Nul n’est prophète dans son pays…
Je viens du Pays-d’Enhaut, j’ai essayé d’apporter l’émotion dans l’esprit des chansons et je pense y être parvenu. Ces chansons passent dans 60 radios aux États-Unis. Brian Thompson, professeur de langue française à Boston – il a créé La clef des chants – est venu me chercher, à l’époque à Paris. Il est convaincu que j’ai apporté à ce pays quelque chose qui manquait. Ce n’est pas un plan de ma part. Depuis tout petit j’ai adoré ce pays, mais je l’ai aimé par la suite aussi, à l’envers. Économiquement tout marche bien, mais il y a un brouhaha de choses, d’interdits, de blocages, je ne sais pas. À la base, j’ai l’impression que du fait de cette sorte d’atomisation culturelle, les artistes suisses ne s’aiment pas du tout. J’admire la musicalité de tel ou tel chanteur mais je ne comprends pas pourquoi ce sont les médias qui doivent décider de la place où l’artiste doit se situer. Je ne sais pas pourquoi on chante seulement le Ranz des Vaches à la Fête des Vignerons. Pourquoi ne demande-t-on pas à des artistes romands de le faire ? Daniele Finzi Pasca, le grand metteur en scène heureusement choisi pour la prochaine Fête des Vignerons, pour moi « Enfant de Fellini » au grand talent, a commencé comme clown dans les cirques. J’espère que cette fois il saura demander à quelqu’un de faire une chanson. Je parle d’une vraie chanson, comme La Mer de Trenet, ou La Rivière d’Huser – excusez-moi, mais pourquoi pas ? Des chansons que tout le monde chante. Pourquoi en Suisse on ne pourrait pas faire une vraie fête populaire ? La Suisse n’est pas une monarchie mais c’est comme si les vignerons jouaient aux monarques alors que se sont de très braves gens qui vivent complètement avec la nature. Quand Gilles a écrit les Trois Cloches, il a réalisé un énorme titre. Pourquoi empêche-t-on les jeunes de faire la même chose ? Il faut savoir travailler dans la chanson comme dans les banques, et pas par-dessus la jambe, ou comme les peintres à touristes de Montmartre. Pour finir vous me permettrez de dire, en souriant bien sûr, que si l’on ne prend pas mes chansons sur le vin pour la prochaine fête des vignerons, je sortirai un concept qui risque de s’appeler « La défête des Vignerons », ce sera très rigolo.
L’artiste a-t-il une responsabilité ?
Je pense être un artiste populaire.
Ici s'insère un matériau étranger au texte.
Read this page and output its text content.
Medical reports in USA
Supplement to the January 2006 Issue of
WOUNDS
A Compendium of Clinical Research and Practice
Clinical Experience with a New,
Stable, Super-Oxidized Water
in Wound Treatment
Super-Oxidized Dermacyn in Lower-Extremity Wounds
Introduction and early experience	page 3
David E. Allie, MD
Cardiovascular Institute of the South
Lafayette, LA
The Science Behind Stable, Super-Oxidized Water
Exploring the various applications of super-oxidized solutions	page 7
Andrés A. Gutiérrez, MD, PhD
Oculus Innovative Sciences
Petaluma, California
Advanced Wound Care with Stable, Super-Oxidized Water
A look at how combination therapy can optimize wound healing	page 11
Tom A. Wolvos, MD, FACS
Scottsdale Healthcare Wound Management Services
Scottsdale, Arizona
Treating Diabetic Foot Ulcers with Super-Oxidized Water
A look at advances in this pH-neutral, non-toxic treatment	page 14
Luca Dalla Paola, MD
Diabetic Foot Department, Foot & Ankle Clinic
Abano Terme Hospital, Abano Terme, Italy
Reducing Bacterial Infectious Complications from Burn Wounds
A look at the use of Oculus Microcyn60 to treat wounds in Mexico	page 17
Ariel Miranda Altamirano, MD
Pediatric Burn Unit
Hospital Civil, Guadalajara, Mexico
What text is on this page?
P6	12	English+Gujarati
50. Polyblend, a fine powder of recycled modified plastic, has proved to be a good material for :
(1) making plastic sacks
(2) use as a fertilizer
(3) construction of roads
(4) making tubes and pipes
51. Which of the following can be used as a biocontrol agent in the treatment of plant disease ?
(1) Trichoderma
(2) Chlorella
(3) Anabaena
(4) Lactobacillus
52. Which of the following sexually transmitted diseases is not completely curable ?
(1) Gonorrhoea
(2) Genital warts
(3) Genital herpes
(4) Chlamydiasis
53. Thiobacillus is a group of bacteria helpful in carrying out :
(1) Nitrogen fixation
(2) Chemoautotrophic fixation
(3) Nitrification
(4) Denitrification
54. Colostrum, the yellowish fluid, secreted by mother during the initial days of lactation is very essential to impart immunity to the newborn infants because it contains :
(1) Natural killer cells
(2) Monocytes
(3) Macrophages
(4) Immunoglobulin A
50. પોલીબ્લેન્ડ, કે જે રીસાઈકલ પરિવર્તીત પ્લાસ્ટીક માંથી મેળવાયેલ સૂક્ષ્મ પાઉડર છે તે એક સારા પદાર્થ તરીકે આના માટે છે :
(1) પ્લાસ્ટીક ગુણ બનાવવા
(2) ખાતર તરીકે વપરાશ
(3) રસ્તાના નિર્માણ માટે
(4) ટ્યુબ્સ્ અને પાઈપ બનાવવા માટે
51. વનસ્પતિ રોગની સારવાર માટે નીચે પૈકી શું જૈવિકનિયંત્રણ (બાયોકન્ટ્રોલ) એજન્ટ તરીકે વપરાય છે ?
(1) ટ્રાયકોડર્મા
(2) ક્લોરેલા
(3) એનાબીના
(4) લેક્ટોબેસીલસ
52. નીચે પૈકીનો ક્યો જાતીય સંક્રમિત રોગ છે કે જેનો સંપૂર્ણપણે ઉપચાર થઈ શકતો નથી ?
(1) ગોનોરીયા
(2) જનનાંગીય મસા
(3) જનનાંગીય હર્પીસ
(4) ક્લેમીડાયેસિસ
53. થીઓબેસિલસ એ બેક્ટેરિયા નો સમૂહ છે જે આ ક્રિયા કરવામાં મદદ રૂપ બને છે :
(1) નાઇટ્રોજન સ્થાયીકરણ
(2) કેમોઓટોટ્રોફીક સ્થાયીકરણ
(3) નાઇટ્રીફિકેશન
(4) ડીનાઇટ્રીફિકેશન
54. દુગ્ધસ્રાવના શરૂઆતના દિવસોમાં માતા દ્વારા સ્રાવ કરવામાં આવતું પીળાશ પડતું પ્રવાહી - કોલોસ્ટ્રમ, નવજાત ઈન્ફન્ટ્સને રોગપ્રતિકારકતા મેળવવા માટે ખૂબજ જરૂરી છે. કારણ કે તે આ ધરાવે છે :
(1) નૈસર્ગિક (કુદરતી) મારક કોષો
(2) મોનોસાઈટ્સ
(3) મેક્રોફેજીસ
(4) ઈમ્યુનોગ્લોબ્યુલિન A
Sans utiliser ce populaire jusqu’au populisme. Presque toute la presse rock est basée sur des faits assez étranges. Je sais par expérience, et pour les avoir bien connus à l’époque, que les grands groupes de rock ne se droguent pas plus qu’un banquier qui prend sa coke ou son whisky pour tenir le coup quand il n’y a plus de fric dans le frigidaire. Cela ferait longtemps que tous ces artistes ne seraient plus de ce monde ! En fait le système de la contre-culture mis en place depuis 50 ans déjà veut que l’on arrive avec des pieds sales, mais ce n’est pas parce que l’on arrive avec des pieds propres que l’on est moins bon. À l’envers de ce que la majorité pense, à l’encontre du système médiatique et du marketing, je plaide surtout pour que l’artiste reste libre et pieds nus, s’il le faut, comme le furent Tinguely, Picasso, Dylan et d’autres.